Architects and engineers argue new developments put pressure on overloaded drainage systems and infrastructure


A coalition of architects, civil engineers, environmental scientists and water experts have appealed to the House of Lords to ensure the new housing law protects homes from flooding.

Contributing to the Housing and Planning Bill debate currently passing through the Lords, the coalition said that new development will place additional pressure on critical drainage and flood defence infrastructure.

The group wants the Lords to amend the Bill so that it restricts developers’ right to connect new houses to existing drainage systems – many of which, they argue, are already over-loaded – and compel them to integrate measures such as sustainable drainage systems.

The group includes the ICE, RIBA, the Chartered Institution of Water and Environmental Management (CIWEM), the Wildfowl and Wetlands Trust, Institution of Environmental Sciences and Water UK. 

Former ICE president David Balmforth said: “Flooding is one of the major challenges facing society today, yet we continue to add to the problem by building new homes in a way that makes flooding more likely.”

Terry Fuller, chief executive of CIWEM said: “It is absurd that in the current age we still allow developers to build homes and automatically connect to the sewer system without any consideration of the impact of doing so.

“This amendment would set us on the right path to encourage developers to consider flood risk from the outset”.

In the Budget last month, Chancellor George Osborne pledged an extra £700m on top of the £2.3bn already committed to invest in over 1,500 flood defences across the country.

A report earlier this year by the Local Government Association calculated almost £250m worth of damage was caused to UK infrastructure by Storms Desmond and Eva over the winter.

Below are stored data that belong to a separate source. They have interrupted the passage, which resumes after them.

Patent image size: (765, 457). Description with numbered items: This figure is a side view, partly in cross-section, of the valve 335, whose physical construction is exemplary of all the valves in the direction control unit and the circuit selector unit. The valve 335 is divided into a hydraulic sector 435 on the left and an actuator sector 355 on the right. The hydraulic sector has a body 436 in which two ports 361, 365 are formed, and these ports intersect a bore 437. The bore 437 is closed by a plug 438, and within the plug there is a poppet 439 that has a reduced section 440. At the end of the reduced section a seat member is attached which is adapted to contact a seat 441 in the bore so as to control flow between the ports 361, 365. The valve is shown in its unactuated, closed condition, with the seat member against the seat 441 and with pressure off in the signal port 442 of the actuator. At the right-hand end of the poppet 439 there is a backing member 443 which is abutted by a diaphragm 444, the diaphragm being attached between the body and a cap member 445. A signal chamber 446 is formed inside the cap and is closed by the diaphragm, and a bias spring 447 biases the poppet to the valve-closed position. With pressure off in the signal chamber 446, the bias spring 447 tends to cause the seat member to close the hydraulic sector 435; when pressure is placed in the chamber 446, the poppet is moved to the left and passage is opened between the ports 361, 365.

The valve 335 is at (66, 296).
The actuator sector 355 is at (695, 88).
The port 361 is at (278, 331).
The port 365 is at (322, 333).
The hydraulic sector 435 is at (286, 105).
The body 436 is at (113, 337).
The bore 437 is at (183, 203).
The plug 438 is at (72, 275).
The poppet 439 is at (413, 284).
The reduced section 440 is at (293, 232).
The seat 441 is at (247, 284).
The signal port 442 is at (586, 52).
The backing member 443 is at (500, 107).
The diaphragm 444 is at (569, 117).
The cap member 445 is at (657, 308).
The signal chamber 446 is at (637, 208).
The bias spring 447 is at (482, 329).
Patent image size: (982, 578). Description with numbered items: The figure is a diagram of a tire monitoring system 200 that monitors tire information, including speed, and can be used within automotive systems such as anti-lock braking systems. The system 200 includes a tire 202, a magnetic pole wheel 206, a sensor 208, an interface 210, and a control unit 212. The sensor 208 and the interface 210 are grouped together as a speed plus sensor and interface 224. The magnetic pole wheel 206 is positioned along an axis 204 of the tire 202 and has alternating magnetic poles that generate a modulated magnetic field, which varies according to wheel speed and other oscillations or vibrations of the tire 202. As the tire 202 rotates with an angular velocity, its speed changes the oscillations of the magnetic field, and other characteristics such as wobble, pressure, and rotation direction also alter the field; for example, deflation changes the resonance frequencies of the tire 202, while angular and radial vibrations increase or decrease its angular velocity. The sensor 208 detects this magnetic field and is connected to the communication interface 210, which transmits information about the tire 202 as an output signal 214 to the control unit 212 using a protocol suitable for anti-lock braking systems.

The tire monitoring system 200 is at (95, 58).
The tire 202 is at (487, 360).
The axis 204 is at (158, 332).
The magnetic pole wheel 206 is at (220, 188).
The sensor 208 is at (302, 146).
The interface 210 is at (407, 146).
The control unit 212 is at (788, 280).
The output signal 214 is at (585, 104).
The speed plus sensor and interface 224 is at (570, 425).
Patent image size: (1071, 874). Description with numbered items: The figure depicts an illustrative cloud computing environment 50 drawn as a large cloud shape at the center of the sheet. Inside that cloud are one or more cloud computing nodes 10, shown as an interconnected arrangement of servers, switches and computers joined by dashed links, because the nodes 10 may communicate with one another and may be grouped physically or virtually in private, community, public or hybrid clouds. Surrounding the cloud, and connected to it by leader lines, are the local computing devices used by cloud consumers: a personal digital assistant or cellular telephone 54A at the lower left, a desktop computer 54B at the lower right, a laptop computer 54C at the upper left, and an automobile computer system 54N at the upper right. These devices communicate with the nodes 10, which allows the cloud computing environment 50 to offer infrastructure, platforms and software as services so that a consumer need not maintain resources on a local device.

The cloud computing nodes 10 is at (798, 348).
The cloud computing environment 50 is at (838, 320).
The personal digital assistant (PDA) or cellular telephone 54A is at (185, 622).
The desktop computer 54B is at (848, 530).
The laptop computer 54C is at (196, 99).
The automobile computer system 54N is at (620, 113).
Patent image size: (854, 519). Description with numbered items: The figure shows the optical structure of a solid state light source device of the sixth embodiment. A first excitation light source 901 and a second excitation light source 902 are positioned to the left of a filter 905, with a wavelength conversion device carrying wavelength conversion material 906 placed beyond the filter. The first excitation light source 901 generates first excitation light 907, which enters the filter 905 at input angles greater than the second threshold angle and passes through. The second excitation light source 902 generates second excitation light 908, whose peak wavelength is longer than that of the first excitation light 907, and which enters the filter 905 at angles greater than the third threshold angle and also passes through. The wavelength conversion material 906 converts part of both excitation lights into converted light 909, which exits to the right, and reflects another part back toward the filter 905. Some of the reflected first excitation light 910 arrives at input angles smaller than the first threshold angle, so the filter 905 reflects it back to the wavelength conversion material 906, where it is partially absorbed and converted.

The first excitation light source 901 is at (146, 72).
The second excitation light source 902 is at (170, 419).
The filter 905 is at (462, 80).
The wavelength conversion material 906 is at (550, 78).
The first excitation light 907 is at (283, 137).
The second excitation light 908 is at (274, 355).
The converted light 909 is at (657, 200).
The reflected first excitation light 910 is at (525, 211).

Worst hit by the winter flooding was Cumbria, which sustained £175m worth of damage to roads, bridges and drainage systems.

The A591 – a vital Lake District tourist route – in particular was badly hit, with part of the road collapsing entirely due to flooding.

Contractor Kier, which already provides maintenance for Cumbrian roads in a deal with Highways England, won a deal to rebuild the road, which is expected to re-open in May.

Also damaged by the floods were Calderdale, which sustained £33m worth of damage to infrastructure, as well as Northumberland with £24m and Lancashire with £5m.